I recently finished writing a recursive-descent parser for this LL(1) grammar (which generates a tiny subset of XML):
document ::= element EOF
element ::= < elementPrefix
elementPrefix ::= NAME attribute elementSuffix
attribute ::= NAME = STRING attribute
attribute ::= EPSILON
elementSuffix ::= > elementOrData endTag
elementSuffix ::= />
elementOrData ::= < elementPrefix elementOrData
elementOrData ::= DATA elementOrData
elementOrData ::= EPSILON
endTag ::= </ NAME >
I had converted the grammar to LL(1) from this simple EBNF grammar:
document ::= element
element ::= start_tag (element | DATA)* end_tag | empty_tag
start_tag ::= < NAME attribute* >
end_tag ::= </ NAME >
empty_tag ::= < NAME attribute* />
attribute ::= NAME = STRING
Right now, I am in the process of writing a shift-reduce parser that recognizes the same grammar. I realize that every LL(1) grammar is also LR(1). However, my professor tells me that it 'probably wouldn't be convenient' to write a shift-reduce parser for the above LL(1) grammar. Which leads me to think that I need to transform it to LR(1) before starting to code the parser.

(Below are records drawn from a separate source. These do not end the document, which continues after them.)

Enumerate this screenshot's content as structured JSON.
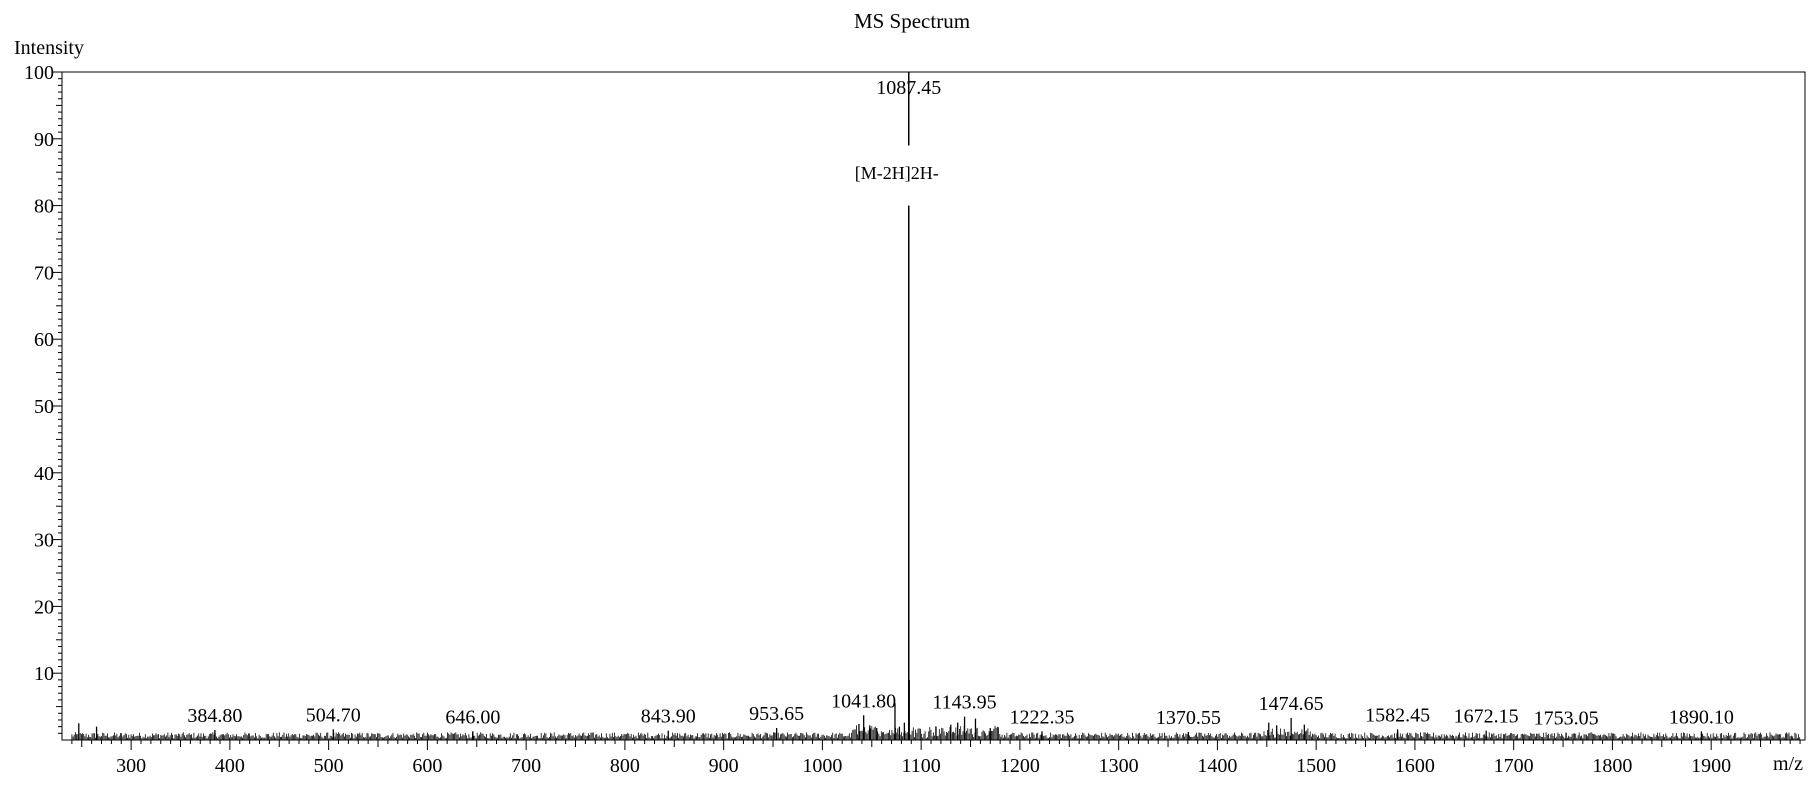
{
  "chart_data": {
    "type": "bar",
    "title": "MS Spectrum",
    "ylabel": "Intensity",
    "xlabel": "m/z",
    "xlim": [
      230,
      1995
    ],
    "ylim": [
      0,
      100
    ],
    "grid": false,
    "x_ticks": [
      300,
      400,
      500,
      600,
      700,
      800,
      900,
      1000,
      1100,
      1200,
      1300,
      1400,
      1500,
      1600,
      1700,
      1800,
      1900
    ],
    "y_ticks": [
      10,
      20,
      30,
      40,
      50,
      60,
      70,
      80,
      90,
      100
    ],
    "base_peak": {
      "mz": 1087.45,
      "intensity": 100,
      "label": "1087.45",
      "annotation": "[M-2H]2H-"
    },
    "peaks": [
      {
        "mz": 247.0,
        "intensity": 2.5
      },
      {
        "mz": 265.0,
        "intensity": 2.0
      },
      {
        "mz": 384.8,
        "intensity": 1.5,
        "label": "384.80"
      },
      {
        "mz": 504.7,
        "intensity": 1.6,
        "label": "504.70"
      },
      {
        "mz": 646.0,
        "intensity": 1.3,
        "label": "646.00"
      },
      {
        "mz": 843.9,
        "intensity": 1.4,
        "label": "843.90"
      },
      {
        "mz": 953.65,
        "intensity": 1.8,
        "label": "953.65"
      },
      {
        "mz": 1037.0,
        "intensity": 2.4
      },
      {
        "mz": 1041.8,
        "intensity": 3.7,
        "label": "1041.80"
      },
      {
        "mz": 1048.0,
        "intensity": 2.2
      },
      {
        "mz": 1055.0,
        "intensity": 1.8
      },
      {
        "mz": 1073.5,
        "intensity": 5.5
      },
      {
        "mz": 1078.0,
        "intensity": 2.0
      },
      {
        "mz": 1083.0,
        "intensity": 2.6
      },
      {
        "mz": 1087.95,
        "intensity": 9.0
      },
      {
        "mz": 1115.0,
        "intensity": 2.0
      },
      {
        "mz": 1130.0,
        "intensity": 2.3
      },
      {
        "mz": 1137.0,
        "intensity": 2.6
      },
      {
        "mz": 1143.95,
        "intensity": 3.5,
        "label": "1143.95"
      },
      {
        "mz": 1155.0,
        "intensity": 3.2
      },
      {
        "mz": 1170.0,
        "intensity": 1.8
      },
      {
        "mz": 1222.35,
        "intensity": 1.3,
        "label": "1222.35"
      },
      {
        "mz": 1370.55,
        "intensity": 1.2,
        "label": "1370.55"
      },
      {
        "mz": 1452.0,
        "intensity": 2.6
      },
      {
        "mz": 1460.0,
        "intensity": 2.2
      },
      {
        "mz": 1474.65,
        "intensity": 3.3,
        "label": "1474.65"
      },
      {
        "mz": 1488.0,
        "intensity": 2.3
      },
      {
        "mz": 1582.45,
        "intensity": 1.6,
        "label": "1582.45"
      },
      {
        "mz": 1672.15,
        "intensity": 1.4,
        "label": "1672.15"
      },
      {
        "mz": 1753.05,
        "intensity": 1.1,
        "label": "1753.05"
      },
      {
        "mz": 1890.1,
        "intensity": 1.3,
        "label": "1890.10"
      }
    ]
  }
}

Assuming it indeed wouldn't be a good idea to code an LR(1) parser using the LL(1) grammar above, how can I transform it to LR(1)? What would I need to change to actually make it more suitable for a hand-coded LR(1) parser?
Addendum: The tokens are NAME
, STRING
, DATA
, >
, <
, />
, </
, and =
.
Update 11/3/16:
Evidently, transformation was not necessary. The grammar was already in LR(1) and I was able to confirm it after more research. I have now finished implementing both parsers, and I thank everyone who has been able to help!